My first job of 3 years and 2 months (?) taught me so much about respecting and embracing differences. The reasonably high pay gave me savings, my driving license and plenty of opportunities to live it up. I loved my kiddos. To this day, I still keep in touch with many of them.
My second ill-fated stint with a local PR agency lasted all of six months, thanks to the most unlikeable pair of bosses I have ever encountered. One good thing came out of it: I got to know a bunch of eye-candies who are now close friends. We still meet up regularly.
I loved the three years I spent meeting deadlines. I met so many people whom I would never have met or spoken with otherwise, got to know so many young friends of the same wave length, worked under some of the best and most inspiring bosses, had so much fun, and pretty much tire myself out with the steep learning curve and sky-high job demands. I pretty much think this is a must-try for anyone below 30 (you need lots of energy, curiousity and stamina-things which rapidly deplete after 30 haha).
My next one month doing the same old, now in entertainment as opposed to the serious stuff, was too short to be significant but I did get to see Super Junior and SNSD up close and personal. I am not a K-Pop fan though. I also learnt that frivolous things you enjoy during your leisure time become an absolute chore when it morphs into your job. I mean, I really don’t care what Wang Lee Hom is doing.
I am more than a year into my new role now, on the other side of the fence. I am relishing the stability, the fixed hours, the supportive work environment and the discovery of a completely corporate world.

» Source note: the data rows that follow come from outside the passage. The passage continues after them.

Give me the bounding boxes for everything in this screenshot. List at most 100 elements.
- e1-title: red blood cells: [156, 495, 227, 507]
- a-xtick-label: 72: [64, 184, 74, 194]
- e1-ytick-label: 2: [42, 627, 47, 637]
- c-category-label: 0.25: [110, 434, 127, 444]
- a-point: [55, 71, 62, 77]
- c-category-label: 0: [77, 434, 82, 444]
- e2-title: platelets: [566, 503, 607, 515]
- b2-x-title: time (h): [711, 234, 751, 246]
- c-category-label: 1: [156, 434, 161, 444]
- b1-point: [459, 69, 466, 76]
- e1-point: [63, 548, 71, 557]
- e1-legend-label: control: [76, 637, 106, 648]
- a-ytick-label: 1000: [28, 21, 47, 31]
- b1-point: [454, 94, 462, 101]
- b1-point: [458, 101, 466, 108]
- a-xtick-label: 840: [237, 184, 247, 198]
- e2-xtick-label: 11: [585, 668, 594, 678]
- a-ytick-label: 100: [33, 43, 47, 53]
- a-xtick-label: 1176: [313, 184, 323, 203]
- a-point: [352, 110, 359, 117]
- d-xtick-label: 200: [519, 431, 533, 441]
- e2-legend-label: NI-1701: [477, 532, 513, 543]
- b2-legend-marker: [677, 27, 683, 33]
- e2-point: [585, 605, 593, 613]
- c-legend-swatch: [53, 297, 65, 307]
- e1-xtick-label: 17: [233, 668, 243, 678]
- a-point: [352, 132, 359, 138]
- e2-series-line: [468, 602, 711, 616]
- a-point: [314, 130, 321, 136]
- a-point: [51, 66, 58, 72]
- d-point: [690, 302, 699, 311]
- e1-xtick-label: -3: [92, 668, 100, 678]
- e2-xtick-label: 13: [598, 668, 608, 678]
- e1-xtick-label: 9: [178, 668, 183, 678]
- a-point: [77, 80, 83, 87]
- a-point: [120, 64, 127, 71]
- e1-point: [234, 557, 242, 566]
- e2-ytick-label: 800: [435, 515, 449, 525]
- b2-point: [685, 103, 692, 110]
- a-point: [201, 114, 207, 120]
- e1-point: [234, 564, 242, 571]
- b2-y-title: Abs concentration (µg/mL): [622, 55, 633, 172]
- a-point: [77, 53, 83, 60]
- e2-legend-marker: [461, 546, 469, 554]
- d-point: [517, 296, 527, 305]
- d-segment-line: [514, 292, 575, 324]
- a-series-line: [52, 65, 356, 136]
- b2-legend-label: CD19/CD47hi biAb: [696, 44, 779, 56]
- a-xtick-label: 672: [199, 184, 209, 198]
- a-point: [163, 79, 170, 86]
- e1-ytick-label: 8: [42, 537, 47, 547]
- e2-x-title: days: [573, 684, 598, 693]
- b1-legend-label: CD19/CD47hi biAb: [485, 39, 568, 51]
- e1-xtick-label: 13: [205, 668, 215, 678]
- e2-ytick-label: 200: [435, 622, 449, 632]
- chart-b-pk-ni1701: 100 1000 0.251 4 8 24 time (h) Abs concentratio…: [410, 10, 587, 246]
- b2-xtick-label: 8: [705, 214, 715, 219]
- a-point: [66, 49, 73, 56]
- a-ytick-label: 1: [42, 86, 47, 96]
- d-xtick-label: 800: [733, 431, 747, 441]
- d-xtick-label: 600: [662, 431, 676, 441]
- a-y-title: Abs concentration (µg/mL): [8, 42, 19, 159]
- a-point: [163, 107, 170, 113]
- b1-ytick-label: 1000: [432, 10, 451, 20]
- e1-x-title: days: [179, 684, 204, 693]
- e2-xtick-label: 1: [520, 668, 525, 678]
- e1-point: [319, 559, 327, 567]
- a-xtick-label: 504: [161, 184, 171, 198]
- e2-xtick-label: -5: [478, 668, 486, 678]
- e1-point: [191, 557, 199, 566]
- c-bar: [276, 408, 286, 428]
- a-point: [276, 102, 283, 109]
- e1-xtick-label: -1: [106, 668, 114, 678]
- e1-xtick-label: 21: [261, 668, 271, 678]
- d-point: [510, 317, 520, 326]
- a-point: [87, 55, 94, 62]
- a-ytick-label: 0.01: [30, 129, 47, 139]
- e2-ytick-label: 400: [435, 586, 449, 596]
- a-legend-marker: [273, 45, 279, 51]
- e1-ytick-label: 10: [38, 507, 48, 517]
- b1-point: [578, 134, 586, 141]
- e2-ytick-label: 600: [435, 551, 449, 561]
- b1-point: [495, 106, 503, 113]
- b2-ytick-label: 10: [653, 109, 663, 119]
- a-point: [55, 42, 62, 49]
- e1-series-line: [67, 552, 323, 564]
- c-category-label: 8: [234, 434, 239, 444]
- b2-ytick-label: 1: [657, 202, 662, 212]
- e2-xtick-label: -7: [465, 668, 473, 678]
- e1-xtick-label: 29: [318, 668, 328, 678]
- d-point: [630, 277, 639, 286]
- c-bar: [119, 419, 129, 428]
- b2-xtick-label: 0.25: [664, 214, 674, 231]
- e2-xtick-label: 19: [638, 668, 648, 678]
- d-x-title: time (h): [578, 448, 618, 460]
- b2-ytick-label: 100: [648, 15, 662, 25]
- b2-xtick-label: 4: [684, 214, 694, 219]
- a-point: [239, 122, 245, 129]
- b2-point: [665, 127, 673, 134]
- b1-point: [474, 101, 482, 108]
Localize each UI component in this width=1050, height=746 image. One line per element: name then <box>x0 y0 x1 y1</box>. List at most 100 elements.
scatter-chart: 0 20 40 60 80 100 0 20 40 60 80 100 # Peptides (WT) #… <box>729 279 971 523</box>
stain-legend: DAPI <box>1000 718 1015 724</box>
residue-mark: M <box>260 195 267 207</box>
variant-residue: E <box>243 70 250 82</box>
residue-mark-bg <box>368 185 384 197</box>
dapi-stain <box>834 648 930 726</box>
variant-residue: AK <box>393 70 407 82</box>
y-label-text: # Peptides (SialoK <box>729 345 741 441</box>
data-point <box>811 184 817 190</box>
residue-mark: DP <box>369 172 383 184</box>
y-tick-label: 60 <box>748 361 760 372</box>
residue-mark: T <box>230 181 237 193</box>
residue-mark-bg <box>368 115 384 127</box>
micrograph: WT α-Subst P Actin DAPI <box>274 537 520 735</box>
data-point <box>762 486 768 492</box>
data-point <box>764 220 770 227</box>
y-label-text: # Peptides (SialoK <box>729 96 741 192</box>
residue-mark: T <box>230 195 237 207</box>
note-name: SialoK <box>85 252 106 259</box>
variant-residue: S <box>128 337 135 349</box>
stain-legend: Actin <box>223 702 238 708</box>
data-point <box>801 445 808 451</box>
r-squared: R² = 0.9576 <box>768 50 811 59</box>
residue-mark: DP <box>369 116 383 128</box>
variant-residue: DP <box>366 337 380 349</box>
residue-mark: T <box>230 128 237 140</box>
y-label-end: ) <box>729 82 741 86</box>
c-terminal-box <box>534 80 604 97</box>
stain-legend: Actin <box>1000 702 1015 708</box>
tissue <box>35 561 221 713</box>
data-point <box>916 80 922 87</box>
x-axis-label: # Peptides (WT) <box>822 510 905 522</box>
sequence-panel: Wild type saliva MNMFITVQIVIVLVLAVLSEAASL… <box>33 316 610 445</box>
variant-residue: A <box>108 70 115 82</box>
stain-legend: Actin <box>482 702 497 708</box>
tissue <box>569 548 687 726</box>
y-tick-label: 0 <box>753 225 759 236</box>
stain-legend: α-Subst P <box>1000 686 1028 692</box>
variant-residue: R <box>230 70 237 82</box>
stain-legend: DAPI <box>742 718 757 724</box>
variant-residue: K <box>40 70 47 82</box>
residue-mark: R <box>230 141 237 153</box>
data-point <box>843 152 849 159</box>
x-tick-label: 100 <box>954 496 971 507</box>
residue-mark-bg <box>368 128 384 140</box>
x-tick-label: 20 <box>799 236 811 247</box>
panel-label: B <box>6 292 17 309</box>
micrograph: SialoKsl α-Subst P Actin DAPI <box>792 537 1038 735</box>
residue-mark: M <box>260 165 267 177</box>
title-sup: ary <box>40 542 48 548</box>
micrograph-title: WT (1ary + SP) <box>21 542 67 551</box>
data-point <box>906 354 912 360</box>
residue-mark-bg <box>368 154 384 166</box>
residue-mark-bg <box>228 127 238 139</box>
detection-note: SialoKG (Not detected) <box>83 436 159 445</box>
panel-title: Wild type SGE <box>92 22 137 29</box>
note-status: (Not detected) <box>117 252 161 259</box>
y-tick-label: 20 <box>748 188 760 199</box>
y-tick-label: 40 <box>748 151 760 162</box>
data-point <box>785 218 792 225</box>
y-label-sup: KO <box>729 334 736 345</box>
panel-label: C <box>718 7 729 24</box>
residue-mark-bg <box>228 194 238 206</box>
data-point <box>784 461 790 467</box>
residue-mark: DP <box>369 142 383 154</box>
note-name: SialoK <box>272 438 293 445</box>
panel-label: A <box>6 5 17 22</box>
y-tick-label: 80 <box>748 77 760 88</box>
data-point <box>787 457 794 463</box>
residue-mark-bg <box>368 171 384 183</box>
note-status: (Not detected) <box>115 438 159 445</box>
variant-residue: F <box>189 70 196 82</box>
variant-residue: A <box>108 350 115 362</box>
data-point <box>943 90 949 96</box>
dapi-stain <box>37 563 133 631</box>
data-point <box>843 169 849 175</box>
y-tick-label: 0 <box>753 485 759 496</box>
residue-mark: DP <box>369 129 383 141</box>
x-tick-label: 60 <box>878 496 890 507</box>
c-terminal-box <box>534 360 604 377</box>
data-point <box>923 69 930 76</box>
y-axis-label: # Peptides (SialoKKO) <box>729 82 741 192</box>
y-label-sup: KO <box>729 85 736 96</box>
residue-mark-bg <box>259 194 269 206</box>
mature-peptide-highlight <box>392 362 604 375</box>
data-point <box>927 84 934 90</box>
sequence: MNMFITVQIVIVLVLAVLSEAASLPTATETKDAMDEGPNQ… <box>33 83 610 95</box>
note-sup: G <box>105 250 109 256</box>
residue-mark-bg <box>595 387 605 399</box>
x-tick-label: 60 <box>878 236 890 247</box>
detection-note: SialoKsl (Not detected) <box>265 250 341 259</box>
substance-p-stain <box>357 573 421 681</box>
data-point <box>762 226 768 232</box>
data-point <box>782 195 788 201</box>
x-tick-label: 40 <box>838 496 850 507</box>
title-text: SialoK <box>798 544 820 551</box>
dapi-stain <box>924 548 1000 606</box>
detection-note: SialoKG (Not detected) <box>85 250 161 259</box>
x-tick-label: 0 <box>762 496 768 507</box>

This also marks the first job where I actually sit more than 70 percent of the time. Drives me nuts cos’ i am restless. Making me fat too (oh, how my metabolism has slowed. I used to be able to eat a lot before I get a tummy. Now my tummy is flat only in the morning. -_-“).
I have loved, lost and gained, gotten hurt and hurt others but I am none the worse for wear. I still am a hopeless romantic, I still believe in love. H will always be one of my closest friends and no words can describe how grateful I am that we are still in touch. While I no longer love him in a romantic sense, i still do love him and wish nothing but the best for him.
B: there are challenges, there are times when we want to strangle each other, but I love him:) Don’t want to say too much cos’ I could jinx things but buddy, I’m so grateful that you are in my life.
I had a checklist of things to do and achieve. Running marathons, climbing Mt Ophir and Kinabalu, travelling, going for yoga, sky-diving, diving, buying a house (ended up buying, selling and buying again), living on my own (a good two years), renting a place (oh yes I did), doing a solo trip (I went to Phuket) blah blah blah blah blah. I have completed every single item and that explains the slight boredom.
Going forward, I want to spend time firming up my new checklist (already have some ideas in mind, which will hopefully be achieved by the time the older me – i.e. you – read this again). Life is really all about little milestones and the celebrations, however small, that go along with completing them.
Last but not least, i do feel a little scared. When you are young, you feel immortal. I now worry whether I have enough insurance and savings, if I will be old with filial kids (or old and lonely; old with kids who steal my money; old and sickly, you get the drift).
When you read this post, no matter how life might have turned out for you, I hope you will remember how you felt at this point in time. Happy, blessed, trying to find new goals, and feeling a wee bit of trepedation mixed with a big dose of hope and optimism.
Me, 31 years and 11 months.
PS: Hope you don’t have too many wrinkles. Hope you have a happy family, good friends, and are surrounded by love. Hope you are hale, healthy, and more importantly, contented, happy and fortunate=)).